Pintó muletazos y lances, como una media verónica de ensueño que fue la pieza estrella en la exposición “Profundidad” en Madrid, mano a mano con Conchita Cintrón, la diosa rubia de la Fiesta. “El eterno César“, dedicado a las históricas Puertas Grandes de Rincón, causó también sensación. O “Amanecer”, esa muestra inspirada en su admirado José Tomás, doliente a veces como la muerte. Su obra ilustró portadas del Especial San Isidro de ABC, como una de Curro que más de un abonado de Madrid conserva

Decía en ABC la hija de la figura de los años treinta que tauromaquia y pintura guardaban un sinfín de similitudes: «El toreo es fuente de inspiración para todas las Bellas Artes, la cultura, la escultura, la literatura, el teatro… Y, entre ellas, es la más grande, porque un hombre se juega la vida creando belleza». No son toros y toreros los únicos protagonistas de sus óleos. Las flores brotan con un aroma especial de añejas partituras de música. Y el mar, ese mar de piedras preciosas que eran sus ojos. El tesoro esmeralda que nunca olvidarán esos que acunó en su regazo. O aquellos que la vieron pintar en el ventanal de esa casa que olía a Retiro.

Viuda del cronista de ABC Vicente Zabala Portolés, su mirada veló siempre por sus tres hijos: Vicente, Víctor y Verónica. Ellos y sus nietos eran su orgullo y su debilidad, su mejor obra. Y ella, mujer de raza, fue refugio de todos. Siempre activa, era la ternura y el temple; la tempestad y la revolución. Látigo y seda, como el toreo de Enrique Ponce, el maestro al que tantísimo admiraba. Como a muchos otros. Porque era una artista de extraordinaria sensibilidad a la que cabían conceptos dispares, aunque con un tronco común.

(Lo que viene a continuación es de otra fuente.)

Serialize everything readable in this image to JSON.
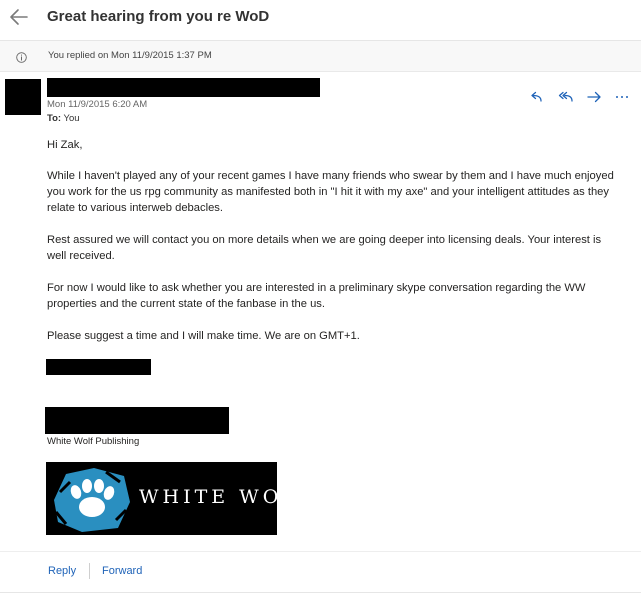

María de la Peña era ante todo La Serna. Devota del campo, en Sepúlveda buceó en su propia historia, en la leyenda de su padre y su asombroso “toreo intransitivo“, como lo denominó Alameda. La luz de su iris ya está a su lado. Desde el día de la Purísima (otra vez un adiós en diciembre) un faro esmeralda alumbra el lienzo del Más Allá.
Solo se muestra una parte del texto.